Opinión

Nadie recordó a Pablo Iglesias que es mortal

Una de las cosas que más me han sorprendido de Pablo Iglesias es cómo sus periodistas de cámara lograron implantar una tesis que a fuer de repetirla mil veces se convirtió en dogma de fe: «¡Qué listo es!». Un servidor contradecía la especie echando mano sistemáticamente del mismo razonamiento: «Tiene rendidos a prácticamente todos los medios, ¡así cualquiera!». Gozaba de impunidad absoluta en esa opinión publicada que, al final, acaba siendo la opinión pública: todos le reían las gracias y las no gracias, silenciaban sus desmanes y desmontaban cualquiera de sus corruptelas por muchas incontrovertibles pruebas que hubiera encima de la mesa. El célebre informe Pisa, que confirmaba un modelo de financiación no muy diferente al de Gürtel solo que con dinero de la dictadura iraní, se convirtió por obra y gracia de las maniobras orquestales en la oscuridad de Soraya Sáenz de Santamaría en la irrefutable confirmación de la persecución de las cloacas policiales a su persona. No en vano, era el tonto útil del PP para frenar al PSOE. Por no hablar de ese tan repugnante como repetitivo machismo que a un Rajoy, un Casado o un Rivera les hubiera costado la carrera política y a él le salió siempre gratis. O de ese casoplón que acabó formando parte de la vieja normalidad. O de esos modos y maneras de gestionar su partido que harían las delicias de Franco, Stalin o Mussolini.

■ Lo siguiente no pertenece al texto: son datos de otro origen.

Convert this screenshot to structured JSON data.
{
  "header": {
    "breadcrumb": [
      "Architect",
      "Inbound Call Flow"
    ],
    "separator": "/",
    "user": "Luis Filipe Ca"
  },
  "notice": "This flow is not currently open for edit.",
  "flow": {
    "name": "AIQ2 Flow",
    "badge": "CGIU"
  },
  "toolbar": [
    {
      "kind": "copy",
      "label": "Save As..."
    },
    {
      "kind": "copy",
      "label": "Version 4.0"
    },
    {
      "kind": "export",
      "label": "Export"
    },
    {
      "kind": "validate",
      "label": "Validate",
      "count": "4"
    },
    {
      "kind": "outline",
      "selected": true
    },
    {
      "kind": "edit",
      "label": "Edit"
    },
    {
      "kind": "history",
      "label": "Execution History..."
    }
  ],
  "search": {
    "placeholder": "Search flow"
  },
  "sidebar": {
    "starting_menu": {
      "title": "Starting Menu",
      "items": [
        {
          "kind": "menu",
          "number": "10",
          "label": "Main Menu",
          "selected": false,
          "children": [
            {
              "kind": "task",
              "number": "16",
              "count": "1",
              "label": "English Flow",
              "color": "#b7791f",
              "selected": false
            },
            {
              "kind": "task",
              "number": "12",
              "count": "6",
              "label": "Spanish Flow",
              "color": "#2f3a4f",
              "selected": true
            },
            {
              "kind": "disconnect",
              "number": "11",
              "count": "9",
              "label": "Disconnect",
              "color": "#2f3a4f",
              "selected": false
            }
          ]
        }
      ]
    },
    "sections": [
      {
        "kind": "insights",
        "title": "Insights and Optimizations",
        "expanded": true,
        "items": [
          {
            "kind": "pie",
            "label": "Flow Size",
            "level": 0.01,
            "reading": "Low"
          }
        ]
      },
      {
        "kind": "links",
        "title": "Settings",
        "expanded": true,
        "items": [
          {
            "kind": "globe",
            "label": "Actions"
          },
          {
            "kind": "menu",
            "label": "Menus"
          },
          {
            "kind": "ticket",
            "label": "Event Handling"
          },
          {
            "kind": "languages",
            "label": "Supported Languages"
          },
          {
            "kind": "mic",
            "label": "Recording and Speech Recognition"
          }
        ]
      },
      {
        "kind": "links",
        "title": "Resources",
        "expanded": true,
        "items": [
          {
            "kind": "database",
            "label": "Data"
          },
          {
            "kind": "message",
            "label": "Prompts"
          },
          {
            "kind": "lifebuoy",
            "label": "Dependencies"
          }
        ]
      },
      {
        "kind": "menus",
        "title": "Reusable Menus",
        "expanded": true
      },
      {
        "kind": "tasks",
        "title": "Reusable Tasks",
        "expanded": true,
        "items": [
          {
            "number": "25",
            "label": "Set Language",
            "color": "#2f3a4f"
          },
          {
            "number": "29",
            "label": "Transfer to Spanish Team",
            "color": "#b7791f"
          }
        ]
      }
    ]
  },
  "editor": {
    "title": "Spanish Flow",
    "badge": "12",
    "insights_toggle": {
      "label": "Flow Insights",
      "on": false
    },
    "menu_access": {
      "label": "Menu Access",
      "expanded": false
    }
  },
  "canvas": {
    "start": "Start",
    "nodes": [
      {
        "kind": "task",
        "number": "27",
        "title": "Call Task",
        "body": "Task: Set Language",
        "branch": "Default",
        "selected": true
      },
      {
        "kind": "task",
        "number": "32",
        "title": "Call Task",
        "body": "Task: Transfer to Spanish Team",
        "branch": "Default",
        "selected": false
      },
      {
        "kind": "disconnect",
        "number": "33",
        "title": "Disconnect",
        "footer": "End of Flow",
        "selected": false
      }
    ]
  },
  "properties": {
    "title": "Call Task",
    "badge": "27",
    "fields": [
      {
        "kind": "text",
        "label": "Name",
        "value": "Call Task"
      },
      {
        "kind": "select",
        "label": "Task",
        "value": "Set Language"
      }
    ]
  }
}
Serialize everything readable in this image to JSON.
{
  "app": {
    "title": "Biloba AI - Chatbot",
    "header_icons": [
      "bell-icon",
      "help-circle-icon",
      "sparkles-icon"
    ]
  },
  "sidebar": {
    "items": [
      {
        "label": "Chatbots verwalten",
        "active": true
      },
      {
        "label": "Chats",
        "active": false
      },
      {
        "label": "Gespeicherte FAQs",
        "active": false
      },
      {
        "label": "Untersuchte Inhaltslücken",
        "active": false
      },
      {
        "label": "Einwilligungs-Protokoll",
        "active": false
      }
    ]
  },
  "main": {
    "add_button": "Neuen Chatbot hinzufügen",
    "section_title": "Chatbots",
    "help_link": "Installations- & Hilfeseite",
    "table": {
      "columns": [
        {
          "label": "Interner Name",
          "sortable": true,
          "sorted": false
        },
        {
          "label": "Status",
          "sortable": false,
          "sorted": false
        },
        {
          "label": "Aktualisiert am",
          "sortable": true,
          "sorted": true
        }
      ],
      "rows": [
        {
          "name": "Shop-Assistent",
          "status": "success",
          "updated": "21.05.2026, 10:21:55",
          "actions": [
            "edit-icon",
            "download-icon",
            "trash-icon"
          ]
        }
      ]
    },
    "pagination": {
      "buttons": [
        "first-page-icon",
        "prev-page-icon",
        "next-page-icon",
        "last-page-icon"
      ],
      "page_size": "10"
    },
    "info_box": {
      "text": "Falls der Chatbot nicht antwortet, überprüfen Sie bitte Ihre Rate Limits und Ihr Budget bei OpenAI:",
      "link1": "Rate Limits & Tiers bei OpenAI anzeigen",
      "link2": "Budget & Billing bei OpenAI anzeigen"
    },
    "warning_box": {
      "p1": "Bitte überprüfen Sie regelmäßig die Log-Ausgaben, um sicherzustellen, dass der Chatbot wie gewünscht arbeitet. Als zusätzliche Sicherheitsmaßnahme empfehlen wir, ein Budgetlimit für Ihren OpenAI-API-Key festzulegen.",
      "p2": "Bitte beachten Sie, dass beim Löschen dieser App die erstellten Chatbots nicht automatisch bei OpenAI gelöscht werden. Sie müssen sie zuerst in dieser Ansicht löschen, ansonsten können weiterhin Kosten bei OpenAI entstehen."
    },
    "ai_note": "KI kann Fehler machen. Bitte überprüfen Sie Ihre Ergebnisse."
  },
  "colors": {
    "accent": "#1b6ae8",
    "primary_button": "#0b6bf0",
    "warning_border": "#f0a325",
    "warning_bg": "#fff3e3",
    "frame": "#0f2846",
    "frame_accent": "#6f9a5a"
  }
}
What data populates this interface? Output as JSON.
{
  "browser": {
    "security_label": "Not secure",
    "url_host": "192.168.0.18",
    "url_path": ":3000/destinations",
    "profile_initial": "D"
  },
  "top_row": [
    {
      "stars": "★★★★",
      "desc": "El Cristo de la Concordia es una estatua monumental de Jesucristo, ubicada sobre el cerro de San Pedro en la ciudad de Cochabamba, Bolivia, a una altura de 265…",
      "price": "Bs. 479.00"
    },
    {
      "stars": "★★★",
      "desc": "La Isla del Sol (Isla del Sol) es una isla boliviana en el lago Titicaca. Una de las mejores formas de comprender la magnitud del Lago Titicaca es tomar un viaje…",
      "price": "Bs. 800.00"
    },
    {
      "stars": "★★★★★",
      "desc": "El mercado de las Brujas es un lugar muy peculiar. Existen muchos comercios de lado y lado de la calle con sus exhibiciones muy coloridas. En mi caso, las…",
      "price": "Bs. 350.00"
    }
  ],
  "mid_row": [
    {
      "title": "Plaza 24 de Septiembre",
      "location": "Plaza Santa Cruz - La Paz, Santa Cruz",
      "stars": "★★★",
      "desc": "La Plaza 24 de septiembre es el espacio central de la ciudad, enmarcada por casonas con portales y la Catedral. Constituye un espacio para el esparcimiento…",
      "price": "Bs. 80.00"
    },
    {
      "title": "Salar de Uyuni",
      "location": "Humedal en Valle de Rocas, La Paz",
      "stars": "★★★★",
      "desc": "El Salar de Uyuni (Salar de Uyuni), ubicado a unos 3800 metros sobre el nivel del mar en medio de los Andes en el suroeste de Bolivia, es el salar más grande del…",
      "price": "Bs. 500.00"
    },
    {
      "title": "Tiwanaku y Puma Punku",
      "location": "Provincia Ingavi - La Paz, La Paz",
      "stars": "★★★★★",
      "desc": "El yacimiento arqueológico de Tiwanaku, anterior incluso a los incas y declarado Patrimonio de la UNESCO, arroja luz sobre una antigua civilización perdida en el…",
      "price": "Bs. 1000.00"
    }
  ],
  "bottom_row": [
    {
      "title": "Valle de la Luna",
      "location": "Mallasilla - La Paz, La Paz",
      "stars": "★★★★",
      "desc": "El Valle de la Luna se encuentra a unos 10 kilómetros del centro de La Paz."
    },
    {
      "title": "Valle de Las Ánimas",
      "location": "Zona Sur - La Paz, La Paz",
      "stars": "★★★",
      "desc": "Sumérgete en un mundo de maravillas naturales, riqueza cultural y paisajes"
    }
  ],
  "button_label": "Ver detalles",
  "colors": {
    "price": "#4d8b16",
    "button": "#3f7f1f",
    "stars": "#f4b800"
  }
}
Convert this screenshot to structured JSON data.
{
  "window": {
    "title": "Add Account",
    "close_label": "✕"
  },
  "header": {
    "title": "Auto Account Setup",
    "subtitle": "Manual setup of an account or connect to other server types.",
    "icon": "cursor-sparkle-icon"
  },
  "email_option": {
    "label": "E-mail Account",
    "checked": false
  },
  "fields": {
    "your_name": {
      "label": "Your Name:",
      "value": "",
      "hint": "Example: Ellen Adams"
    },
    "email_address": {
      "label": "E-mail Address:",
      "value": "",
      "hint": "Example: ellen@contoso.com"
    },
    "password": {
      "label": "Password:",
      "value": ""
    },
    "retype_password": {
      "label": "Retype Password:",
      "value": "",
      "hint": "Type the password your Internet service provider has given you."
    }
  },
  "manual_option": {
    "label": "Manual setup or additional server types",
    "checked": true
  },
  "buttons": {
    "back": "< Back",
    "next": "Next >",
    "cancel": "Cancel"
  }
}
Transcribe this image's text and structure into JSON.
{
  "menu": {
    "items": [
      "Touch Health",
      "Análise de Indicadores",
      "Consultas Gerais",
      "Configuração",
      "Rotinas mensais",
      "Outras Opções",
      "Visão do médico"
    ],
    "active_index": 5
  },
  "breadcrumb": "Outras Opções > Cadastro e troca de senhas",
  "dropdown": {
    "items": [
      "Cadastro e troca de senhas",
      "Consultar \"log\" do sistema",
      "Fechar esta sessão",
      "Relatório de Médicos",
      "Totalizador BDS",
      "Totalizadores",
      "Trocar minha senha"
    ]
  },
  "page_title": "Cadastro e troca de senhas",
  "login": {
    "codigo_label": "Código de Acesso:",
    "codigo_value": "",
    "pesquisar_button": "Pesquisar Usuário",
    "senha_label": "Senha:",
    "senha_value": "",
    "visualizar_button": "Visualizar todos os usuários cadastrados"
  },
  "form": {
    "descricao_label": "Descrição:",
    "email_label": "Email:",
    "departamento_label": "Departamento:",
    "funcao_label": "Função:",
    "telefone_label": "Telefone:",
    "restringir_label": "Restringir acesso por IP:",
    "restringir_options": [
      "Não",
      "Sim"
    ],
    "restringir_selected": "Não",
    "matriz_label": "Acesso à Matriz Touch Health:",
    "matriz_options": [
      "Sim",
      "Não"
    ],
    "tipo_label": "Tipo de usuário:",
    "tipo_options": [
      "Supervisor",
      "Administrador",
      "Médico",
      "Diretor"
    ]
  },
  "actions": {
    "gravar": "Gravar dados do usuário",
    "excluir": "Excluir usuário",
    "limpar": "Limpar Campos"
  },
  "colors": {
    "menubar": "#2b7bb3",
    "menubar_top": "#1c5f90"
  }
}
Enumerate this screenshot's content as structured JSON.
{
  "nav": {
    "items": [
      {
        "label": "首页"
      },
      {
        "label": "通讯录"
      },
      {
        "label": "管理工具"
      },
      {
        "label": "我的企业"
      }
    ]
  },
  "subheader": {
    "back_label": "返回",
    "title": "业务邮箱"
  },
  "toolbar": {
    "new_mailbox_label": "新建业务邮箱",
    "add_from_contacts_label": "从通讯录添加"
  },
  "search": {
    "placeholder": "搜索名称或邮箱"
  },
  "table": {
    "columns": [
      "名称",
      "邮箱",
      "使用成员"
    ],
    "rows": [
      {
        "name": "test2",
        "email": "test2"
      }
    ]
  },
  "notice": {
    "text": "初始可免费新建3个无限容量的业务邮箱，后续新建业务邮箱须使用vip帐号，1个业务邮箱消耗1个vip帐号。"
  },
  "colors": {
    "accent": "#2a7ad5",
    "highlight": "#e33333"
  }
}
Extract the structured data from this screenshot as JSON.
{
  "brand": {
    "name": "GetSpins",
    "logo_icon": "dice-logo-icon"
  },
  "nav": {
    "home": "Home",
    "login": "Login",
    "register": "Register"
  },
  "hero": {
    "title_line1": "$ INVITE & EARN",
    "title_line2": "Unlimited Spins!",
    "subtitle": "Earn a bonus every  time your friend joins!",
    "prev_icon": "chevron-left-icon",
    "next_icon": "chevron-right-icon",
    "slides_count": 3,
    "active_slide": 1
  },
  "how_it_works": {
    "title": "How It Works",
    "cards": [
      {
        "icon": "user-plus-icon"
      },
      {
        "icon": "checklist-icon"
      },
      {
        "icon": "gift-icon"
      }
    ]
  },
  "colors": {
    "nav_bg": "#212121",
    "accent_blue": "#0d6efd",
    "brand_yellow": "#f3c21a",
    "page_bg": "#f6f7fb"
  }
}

Todo ello generó en él la sensación de que podía hacer lo que quisiera y no pasaba nada, eso que los psiquiatras denominan «impunidad psicológica». Entre que es un niño malcriado y se creía intocable, fue más allá en ese «caso Dina» ahora devenido en caso Iglesias: falseó decenas de pruebas para intentar cerrar Okdiario, asesinarme civilmente y meterme en la cárcel y, al final, como la mentira es paticorta, el alguacil acabó alguacilado. Básicamente, porque nadie le recordó que era mortal y las urnas lo han destrozado.